Enciclopedia dei produttori
Estados Unidos · Chrysler Building 1930 · Airtemp Corp. 1934 (Dayton) · aria condizionata per auto 1953 · Bowling Green 1971 · venduta a Fedders 1976
Airtemp nacque da un grattacielo. Quando Walter Chrysler sollevò il Chrysler Building di New York (1930), la sua azienda progettò e costruì il sistema di aria condizionata dell'edificio, e da quell'esperienza nel 1934 nacque la Airtemp Corporation, filiale di Chrysler installata a Dayton (Ohio) in una vecchia fabbrica di Maxwell. Airtemp fornì regolatori di capacità, compressori radiali sigillati e il sistema autonomo di aria condizionata; nel 1941 aveva più di 500 concessionari che vendevano climatizzazione e riscaldamento, durante la guerra produsse refrigerazione medica e negli anni quaranta arrivò a dominare il settore prima di rimanere indietro.
Il suo grande traguardo popolare fu l’automobile. Packard aveva offerto un condizionatore d’aria di serie nel 1940 senza successo, ma fu il sistema Airtemp dei Chrysler, DeSoto e Imperial del 1953 a fissare la formula: unità nel bagagliaio, ventilatore a tre velocità, ricircolazione dell’aria e, rarità dell’epoca, refrigerante R‑22 invece del R‑12 usato dagli altri. La pubblicità prometteva di abbassare la temperatura dell’abitacolo da 120 a 85 gradi Fahrenheit in un paio di minuti. Nello stesso 1953 Cadillac, Buick, Oldsmobile e Lincoln lanciarono i loro, ma il nome Airtemp rimase legato al condizionatore d’auto di Chrysler per decenni.
In casa, Chrysler Airtemp vendette apparecchi per finestre fin dagli anni cinquanta con una personalità molto marcata: la linea per finestre battenti del 1954, che non richiedeva modificare la finestra e rimase quasi invariata fino ai settanta; i «Slender» del 1957-60; gli «High Power 1600» del 1959; i «Titan» e «Tempette» degli anni sessanta; i «Freeway» del 1967 per finestre scorrevoli; il «Power King» P-25 da 22.500 BTU/h; e negli anni settanta le serie «Imperial» e «Sleeper» (1972), già prodotte nel nuovo stabilimento di Bowling Green (Kentucky), a cui Airtemp trasferì nel 1971 la sua produzione non automobilistica.

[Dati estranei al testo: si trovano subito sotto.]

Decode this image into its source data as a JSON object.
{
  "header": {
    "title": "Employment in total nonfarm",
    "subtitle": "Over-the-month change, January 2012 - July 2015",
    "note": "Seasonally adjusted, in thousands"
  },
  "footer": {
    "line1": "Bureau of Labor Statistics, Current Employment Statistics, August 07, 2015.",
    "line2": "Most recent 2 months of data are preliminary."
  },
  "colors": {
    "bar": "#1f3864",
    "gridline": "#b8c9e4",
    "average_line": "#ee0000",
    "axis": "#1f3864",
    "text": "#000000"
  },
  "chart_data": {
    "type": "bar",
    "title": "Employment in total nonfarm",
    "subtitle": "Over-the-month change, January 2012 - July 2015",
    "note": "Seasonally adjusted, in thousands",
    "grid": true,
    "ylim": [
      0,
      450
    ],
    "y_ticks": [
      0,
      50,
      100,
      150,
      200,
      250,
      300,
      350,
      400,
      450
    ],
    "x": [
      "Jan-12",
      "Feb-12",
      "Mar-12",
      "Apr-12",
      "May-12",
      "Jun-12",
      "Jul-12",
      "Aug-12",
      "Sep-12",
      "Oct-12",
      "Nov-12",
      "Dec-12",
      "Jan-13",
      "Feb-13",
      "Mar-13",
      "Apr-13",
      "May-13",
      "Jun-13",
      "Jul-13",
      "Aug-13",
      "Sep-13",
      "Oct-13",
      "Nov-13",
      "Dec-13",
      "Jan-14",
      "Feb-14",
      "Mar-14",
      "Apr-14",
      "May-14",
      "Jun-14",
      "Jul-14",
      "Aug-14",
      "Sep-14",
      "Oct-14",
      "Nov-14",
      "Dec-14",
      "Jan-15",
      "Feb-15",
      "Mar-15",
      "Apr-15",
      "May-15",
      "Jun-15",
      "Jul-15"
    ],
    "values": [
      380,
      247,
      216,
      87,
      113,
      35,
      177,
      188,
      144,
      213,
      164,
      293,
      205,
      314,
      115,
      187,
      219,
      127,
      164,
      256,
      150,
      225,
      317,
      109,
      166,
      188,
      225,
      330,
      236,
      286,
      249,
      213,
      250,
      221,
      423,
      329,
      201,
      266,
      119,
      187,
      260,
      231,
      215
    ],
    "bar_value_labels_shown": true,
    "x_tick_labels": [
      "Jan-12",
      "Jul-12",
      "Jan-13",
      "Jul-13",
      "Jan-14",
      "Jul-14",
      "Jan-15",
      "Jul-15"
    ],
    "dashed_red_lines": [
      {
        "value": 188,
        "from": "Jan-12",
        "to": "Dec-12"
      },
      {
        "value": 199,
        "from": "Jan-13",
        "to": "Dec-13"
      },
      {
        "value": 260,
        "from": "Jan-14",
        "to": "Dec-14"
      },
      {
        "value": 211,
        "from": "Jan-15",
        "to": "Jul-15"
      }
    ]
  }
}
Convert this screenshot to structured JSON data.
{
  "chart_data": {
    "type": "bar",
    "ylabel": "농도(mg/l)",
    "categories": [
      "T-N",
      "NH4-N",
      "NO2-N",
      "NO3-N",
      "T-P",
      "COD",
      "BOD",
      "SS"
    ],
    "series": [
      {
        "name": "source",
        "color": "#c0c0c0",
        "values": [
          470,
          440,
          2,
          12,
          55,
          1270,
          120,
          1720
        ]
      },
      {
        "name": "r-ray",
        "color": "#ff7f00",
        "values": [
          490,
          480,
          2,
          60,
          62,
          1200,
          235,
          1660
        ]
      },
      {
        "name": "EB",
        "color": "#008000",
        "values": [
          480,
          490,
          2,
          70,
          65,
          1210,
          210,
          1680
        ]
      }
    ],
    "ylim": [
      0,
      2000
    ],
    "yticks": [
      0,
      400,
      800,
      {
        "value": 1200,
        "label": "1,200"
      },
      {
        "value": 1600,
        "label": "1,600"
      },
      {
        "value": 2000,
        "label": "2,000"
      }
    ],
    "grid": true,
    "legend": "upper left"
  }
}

1975 è stato l'ultimo anno in cui Chrysler ha prodotto la sua gamma Airtemp. Il 23 febbraio 1976, nel pieno della crisi, ha venduto la divisione a Fedders per circa 58,5 milioni di dollari (18 milioni in contanti, un pagherò di 10,5 milioni e 1,5 milioni di azioni privilegiate). Fedders ha denunciato subito che gli asset erano gonfiati, ha smesso di pagare interessi e dividendi, e Chrysler ha risposto nel novembre 1977 con una causa antitrust contro Fedders, Airtemp International e la spagnola Interclisa S.A. che è arrivata al Tribunale d'Appello nel 1981. Sotto Fedders, Airtemp è diventata un marchio di grande superficie —K-Mart, Walmart, Woolworth's— con poca ingegneria propria; è caduta con Fedders nel 2008, è passata al gruppo Airwell/Elco e nel 2012 è rinata come marchio di Nordyne venduto in esclusiva dal distributore R. E. Michel.
La cifra pubblicitaria di 120 a 85 gradi in due minuti (solo in fonti secondarie) e il ruolo esatto di Interclisa nel business europeo di Airtemp.